Talitha

She saw beauty in everything. That was why she was content with it all, probably. Because, though she was entranced often by the beauty of pretty jewelry and gold crowns and the beautiful dresses that the princesses in the stories always wore, it was the same beauty that she saw in the pretty stones she picked up by the river when she had a chance to, or in the gleam of sunlight on a hayloft late in the afternoon.

And that was why it was so easy for her to not be bitter when Nell was, over and over, chosen as the Princess in the stories, or to say kind things to each of the Players every day. And, though her face ached when she had to frown too much in one of her roles, and though she so often had to play the same roles, saying the same sorts of lines over and over without an opportunity to find new types of beauty in each story, she was happy. She smiled when she could in the stories, and her sarcasm was gentle, and everyone loved her.

Even the Storytellers, she thought, loved her, or they must, because she did what they asked her to always, and without fail. Honestly, she didn't understand why she wouldn't have. True, she would much rather have lived without their dominion, discovering her own new types of beauty every day, but if she couldn't, then she might just make the best of things. And, as for the Storytellers, she didn't see any reason why she wouldn't want to make them love her just as much as everyone else. And people tend to love other people when they make them happy. And people make other people happy by doing what it is they want to do. And so, with that logic, Talitha always obeyed the Storytellers without question, and didn't complain about their mistakes (except a bit, sadly, when they weren't listening and it would make the Story Players happy if she complained), or make herself too conspicuous. She was one of those people who becomes invisible by always doing their job perfectly, and, because she did it so well, she was sure that they must love her.
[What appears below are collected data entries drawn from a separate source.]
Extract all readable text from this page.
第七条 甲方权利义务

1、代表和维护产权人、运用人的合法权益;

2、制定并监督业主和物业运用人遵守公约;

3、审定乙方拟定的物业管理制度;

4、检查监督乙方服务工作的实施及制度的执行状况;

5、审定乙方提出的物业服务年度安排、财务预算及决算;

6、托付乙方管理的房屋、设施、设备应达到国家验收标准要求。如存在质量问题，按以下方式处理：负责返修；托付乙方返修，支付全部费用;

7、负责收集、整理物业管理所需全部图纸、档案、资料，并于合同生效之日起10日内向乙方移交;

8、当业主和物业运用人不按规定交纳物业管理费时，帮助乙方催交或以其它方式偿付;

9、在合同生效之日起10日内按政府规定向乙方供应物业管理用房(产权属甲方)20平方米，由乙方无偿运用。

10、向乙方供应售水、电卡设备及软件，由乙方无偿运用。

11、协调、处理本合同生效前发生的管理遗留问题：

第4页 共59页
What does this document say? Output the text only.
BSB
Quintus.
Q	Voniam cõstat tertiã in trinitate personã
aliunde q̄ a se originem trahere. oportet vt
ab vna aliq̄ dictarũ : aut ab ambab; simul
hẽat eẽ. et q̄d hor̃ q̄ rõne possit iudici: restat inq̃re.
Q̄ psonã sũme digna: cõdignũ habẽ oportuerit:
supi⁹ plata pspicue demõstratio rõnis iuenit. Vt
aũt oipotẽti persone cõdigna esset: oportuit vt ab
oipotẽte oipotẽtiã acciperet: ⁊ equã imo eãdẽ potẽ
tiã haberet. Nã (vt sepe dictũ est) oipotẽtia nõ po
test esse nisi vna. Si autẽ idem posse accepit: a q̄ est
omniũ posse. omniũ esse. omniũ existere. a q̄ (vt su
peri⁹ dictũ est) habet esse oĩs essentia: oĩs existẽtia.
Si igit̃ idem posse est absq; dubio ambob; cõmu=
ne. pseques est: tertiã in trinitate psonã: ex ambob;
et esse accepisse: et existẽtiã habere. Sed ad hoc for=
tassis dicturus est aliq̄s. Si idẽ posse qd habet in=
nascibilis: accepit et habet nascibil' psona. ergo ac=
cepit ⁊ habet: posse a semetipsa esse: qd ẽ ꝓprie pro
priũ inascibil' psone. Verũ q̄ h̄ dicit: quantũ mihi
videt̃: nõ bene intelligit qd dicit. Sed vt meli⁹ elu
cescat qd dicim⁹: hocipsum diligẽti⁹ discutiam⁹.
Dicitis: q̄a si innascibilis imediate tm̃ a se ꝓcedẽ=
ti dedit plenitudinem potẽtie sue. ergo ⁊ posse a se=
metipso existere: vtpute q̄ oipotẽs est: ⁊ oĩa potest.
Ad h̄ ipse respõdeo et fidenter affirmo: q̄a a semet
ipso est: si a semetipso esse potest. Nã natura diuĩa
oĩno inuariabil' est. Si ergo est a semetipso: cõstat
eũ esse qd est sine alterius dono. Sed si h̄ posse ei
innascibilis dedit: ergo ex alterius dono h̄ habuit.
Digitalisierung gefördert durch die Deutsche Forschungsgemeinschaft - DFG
If Talitha had ever learned that she was completely dispensable to them, she would have been heartbroken. For, if they had to send her Ever After, they would have cast Ashley or Camelia or Anna in her roles without another thought, and, though they might have been irritated at their inadequacies, they would never have realized that lost Talitha had lacked all those faults. And that would have made Talitha very sad indeed.

And so, it was lucky that the Storytellers were destroyed long before she had an opportunity to learn anything like that. The rest of her existence was spent, even more content than she had been before, among people who saw her, and who loved her, if not as completely as she loved them, then enough.